In a big new round of reforms, the government is likely to announce a slew of measures to boost foreign fund flows into India and pep up a falling rupee, while soothing the frayed nerves of investors.
The government is looking to address concerns of investors who fear the government is more likely to focus on political risk management in an election year run-up rather than reverse the slowdown in the economy, which until recently was an engine of global growth.
India’s economic growth, according to advance estimates, crashed to a decade’s low of 5% in 2012-13.The new measures will likely make it easier for foreign institutional investors (FIIs) to invest in India's corporate and government bond markets, said a government source, who did not wish to be identified.

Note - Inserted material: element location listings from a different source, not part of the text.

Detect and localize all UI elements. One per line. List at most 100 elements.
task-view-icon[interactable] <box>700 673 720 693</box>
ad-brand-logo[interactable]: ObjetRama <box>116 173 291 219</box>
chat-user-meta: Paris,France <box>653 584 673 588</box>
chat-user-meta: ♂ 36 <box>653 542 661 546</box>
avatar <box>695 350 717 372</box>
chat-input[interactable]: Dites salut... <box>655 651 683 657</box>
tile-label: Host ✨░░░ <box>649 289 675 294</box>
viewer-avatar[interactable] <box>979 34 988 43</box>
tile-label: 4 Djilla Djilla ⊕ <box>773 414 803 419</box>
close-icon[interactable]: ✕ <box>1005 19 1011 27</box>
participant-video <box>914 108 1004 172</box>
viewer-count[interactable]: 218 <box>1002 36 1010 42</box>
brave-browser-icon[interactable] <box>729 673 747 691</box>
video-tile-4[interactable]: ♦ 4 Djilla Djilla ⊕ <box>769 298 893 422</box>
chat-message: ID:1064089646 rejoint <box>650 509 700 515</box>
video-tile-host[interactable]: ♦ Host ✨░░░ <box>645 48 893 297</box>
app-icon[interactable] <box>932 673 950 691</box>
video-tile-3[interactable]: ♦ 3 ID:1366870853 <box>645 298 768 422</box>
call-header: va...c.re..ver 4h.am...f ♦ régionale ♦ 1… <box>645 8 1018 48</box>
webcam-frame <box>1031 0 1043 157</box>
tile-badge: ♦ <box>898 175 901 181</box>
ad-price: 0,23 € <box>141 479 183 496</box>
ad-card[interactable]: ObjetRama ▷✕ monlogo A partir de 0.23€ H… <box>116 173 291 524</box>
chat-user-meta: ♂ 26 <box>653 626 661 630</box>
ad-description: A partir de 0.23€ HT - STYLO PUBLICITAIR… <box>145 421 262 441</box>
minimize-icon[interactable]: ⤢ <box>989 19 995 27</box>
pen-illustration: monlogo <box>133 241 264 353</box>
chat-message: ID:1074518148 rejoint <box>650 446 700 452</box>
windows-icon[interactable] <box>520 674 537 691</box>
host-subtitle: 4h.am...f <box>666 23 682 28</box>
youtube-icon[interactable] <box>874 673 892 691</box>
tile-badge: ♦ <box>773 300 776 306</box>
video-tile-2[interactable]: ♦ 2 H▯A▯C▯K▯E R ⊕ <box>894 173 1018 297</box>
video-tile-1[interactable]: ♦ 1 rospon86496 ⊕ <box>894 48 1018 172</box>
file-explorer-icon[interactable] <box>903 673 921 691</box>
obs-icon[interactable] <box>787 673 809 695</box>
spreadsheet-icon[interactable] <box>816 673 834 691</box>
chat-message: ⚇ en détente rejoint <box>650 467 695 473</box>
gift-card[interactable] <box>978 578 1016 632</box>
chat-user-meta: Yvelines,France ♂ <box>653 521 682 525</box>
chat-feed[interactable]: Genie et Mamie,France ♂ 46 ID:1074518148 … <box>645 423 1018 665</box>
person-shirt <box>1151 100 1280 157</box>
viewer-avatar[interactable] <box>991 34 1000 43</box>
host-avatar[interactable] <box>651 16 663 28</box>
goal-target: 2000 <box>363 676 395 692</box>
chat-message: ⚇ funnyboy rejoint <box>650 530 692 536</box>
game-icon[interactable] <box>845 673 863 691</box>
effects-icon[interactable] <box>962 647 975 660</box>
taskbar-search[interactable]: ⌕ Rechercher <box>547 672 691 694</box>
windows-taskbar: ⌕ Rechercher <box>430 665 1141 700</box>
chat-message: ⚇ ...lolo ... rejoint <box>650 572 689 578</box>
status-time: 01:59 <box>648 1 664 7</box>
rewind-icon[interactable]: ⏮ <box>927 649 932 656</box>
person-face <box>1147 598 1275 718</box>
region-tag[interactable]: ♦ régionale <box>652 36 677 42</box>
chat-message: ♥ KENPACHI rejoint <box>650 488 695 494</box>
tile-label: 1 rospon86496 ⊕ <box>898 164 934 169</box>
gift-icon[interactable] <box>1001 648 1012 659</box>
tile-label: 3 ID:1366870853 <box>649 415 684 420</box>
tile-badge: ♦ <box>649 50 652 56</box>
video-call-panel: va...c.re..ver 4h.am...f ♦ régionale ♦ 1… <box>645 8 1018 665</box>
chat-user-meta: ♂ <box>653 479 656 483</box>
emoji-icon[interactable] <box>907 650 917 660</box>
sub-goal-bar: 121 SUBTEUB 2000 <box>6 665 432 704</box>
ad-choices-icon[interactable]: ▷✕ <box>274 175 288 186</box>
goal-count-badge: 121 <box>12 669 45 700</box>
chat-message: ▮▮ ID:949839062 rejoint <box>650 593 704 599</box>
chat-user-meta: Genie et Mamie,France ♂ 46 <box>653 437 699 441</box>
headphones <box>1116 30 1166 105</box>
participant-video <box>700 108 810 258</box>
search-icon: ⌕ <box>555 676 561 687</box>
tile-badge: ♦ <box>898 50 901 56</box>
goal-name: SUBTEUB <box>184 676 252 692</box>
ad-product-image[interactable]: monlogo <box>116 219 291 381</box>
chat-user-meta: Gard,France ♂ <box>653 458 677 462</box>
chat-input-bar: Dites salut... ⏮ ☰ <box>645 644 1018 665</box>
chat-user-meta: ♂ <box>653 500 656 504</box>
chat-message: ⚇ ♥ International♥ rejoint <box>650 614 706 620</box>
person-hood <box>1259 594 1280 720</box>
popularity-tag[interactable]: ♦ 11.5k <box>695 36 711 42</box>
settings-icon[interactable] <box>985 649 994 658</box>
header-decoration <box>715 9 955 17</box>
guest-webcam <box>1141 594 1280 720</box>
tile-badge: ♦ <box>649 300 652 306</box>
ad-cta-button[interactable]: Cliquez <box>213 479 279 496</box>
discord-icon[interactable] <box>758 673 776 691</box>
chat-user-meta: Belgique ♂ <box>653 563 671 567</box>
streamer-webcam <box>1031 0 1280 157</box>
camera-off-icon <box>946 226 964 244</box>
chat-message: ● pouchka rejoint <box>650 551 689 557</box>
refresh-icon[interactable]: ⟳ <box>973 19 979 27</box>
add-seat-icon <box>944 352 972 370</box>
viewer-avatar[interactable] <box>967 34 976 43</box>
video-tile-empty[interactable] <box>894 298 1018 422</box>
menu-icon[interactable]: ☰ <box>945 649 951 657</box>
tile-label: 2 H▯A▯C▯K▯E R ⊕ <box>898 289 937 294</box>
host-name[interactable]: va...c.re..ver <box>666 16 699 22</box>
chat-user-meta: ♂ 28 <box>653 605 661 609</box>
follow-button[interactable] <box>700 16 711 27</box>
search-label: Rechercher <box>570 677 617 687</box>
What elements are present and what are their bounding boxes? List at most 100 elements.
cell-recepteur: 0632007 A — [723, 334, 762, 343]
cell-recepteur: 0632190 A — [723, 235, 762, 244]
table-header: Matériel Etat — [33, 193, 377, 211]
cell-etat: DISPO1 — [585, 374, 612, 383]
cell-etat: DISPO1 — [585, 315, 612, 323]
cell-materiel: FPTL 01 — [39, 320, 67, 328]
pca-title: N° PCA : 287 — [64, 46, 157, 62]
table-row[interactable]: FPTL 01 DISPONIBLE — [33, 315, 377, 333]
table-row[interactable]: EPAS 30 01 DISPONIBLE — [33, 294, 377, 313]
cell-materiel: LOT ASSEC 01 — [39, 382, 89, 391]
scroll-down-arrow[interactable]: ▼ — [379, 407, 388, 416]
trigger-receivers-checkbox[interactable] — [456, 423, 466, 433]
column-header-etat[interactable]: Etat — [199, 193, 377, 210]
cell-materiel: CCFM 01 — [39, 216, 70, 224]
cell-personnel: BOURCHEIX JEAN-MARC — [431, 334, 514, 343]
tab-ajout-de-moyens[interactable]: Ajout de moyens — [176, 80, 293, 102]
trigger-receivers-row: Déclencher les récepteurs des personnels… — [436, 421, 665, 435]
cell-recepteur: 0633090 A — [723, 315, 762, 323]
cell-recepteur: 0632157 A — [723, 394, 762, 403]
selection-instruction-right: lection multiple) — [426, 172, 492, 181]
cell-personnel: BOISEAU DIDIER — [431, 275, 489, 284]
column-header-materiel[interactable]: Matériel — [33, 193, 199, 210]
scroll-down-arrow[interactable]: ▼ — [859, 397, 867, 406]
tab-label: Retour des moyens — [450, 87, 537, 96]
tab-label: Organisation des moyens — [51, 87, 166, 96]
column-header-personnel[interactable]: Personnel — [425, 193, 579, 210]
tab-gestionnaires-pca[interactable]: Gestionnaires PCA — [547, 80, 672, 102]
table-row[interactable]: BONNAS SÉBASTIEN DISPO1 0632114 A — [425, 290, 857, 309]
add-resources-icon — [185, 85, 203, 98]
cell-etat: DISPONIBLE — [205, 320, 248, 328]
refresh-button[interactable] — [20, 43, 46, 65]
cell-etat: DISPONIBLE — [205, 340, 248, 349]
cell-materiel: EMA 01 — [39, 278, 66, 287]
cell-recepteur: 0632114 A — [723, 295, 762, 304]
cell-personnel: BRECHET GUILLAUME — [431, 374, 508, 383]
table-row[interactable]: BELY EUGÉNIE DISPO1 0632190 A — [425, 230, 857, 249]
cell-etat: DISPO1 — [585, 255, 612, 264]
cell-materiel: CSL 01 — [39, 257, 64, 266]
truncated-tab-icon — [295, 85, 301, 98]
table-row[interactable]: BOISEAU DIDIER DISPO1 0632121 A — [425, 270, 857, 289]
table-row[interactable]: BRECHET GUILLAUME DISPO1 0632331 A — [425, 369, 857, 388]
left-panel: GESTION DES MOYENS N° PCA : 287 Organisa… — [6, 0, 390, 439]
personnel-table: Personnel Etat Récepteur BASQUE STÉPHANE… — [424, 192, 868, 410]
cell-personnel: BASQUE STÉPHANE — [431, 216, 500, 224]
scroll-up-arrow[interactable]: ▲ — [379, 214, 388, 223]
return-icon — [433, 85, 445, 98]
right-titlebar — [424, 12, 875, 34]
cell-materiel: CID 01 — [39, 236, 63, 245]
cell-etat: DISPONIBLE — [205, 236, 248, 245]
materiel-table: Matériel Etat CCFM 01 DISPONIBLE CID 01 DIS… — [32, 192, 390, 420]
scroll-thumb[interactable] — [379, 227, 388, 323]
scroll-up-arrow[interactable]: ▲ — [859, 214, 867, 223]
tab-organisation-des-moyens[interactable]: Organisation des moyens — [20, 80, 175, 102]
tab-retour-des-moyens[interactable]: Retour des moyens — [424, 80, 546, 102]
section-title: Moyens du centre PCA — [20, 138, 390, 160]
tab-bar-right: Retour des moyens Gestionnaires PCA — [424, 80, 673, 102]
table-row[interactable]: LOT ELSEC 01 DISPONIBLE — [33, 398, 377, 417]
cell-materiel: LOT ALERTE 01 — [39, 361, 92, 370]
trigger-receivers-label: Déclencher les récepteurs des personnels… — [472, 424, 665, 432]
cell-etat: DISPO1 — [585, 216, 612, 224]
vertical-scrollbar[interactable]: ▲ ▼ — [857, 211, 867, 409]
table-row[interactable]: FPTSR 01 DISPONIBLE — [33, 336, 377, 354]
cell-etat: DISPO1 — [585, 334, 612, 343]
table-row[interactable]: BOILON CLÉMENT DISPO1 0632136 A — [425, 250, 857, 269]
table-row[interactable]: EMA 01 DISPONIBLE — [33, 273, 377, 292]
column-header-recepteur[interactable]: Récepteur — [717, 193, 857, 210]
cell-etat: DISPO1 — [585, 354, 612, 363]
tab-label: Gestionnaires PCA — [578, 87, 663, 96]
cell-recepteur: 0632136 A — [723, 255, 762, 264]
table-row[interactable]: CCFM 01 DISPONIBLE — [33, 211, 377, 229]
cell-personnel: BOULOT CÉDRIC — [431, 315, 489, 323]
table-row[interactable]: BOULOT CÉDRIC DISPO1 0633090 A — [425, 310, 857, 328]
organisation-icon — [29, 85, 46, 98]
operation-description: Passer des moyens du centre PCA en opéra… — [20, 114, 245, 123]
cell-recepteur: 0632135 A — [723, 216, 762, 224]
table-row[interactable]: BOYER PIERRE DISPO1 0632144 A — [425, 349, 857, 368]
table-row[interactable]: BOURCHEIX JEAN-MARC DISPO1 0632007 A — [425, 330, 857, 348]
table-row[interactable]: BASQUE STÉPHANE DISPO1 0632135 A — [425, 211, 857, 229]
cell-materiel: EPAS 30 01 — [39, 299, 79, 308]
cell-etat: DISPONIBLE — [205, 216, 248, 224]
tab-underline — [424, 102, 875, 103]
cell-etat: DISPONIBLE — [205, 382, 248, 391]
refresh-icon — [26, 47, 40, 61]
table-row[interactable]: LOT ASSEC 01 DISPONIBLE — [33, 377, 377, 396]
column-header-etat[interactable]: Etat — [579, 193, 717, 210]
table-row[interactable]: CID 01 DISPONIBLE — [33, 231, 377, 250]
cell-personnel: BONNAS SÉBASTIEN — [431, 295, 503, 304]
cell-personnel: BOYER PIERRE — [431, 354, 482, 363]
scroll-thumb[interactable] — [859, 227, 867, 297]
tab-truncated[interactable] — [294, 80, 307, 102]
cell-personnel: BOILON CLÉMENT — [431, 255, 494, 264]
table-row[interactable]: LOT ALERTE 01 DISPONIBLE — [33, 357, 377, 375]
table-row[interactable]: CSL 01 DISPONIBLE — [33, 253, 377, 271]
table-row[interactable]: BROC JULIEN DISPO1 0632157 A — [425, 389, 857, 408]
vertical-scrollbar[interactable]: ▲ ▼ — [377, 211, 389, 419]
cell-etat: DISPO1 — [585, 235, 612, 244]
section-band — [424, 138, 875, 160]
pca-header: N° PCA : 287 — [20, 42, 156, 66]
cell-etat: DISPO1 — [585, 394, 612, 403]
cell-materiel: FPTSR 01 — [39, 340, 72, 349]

The move is aimed at attracting more dollars into India to halt a sliding rupee that recently fell below 55 to the US dollar.
A sliding rupee spells bad news for those who planning to study and travel abroad. It also makes overseas holidaying and studying abroad costlier by pushing up fees and other charges.
The government is keen to attract more dollars to pep up the rupee primarily to rein in a potentially bloated oil import bill. A weak rupee makes crude oil imports costlier, and the resultant increase in fuel prices can potentially knock up prices of most goods.
While most of these moves will not require legislative sanction, investors are keenly watching for forward-looking cues on politically contentious issues such as plans to further open up the insurance and pension sectors to foreign investment.
Besides, the fate of two of India’s biggest tax reform initiatives — the Direct Taxes Code and the Goods and Services Tax — hang in the balance as both require parliamentary approval.
The government is also mulling the option of taking the ordinance route to set up a regulator for the coal sector and a railway tariff authority. The coal regulator will be tasked with the mandate to provide a formula for the pricing of coal and assess quality of coal among others. This can lead to improved power generation.
Boosting market sentiment is crucial as weak investor perceptions can upset the government’s budget economics, particularly its plans to earn Rs. 55,814 crore in 2013-14 by selling equity in state-owned companies.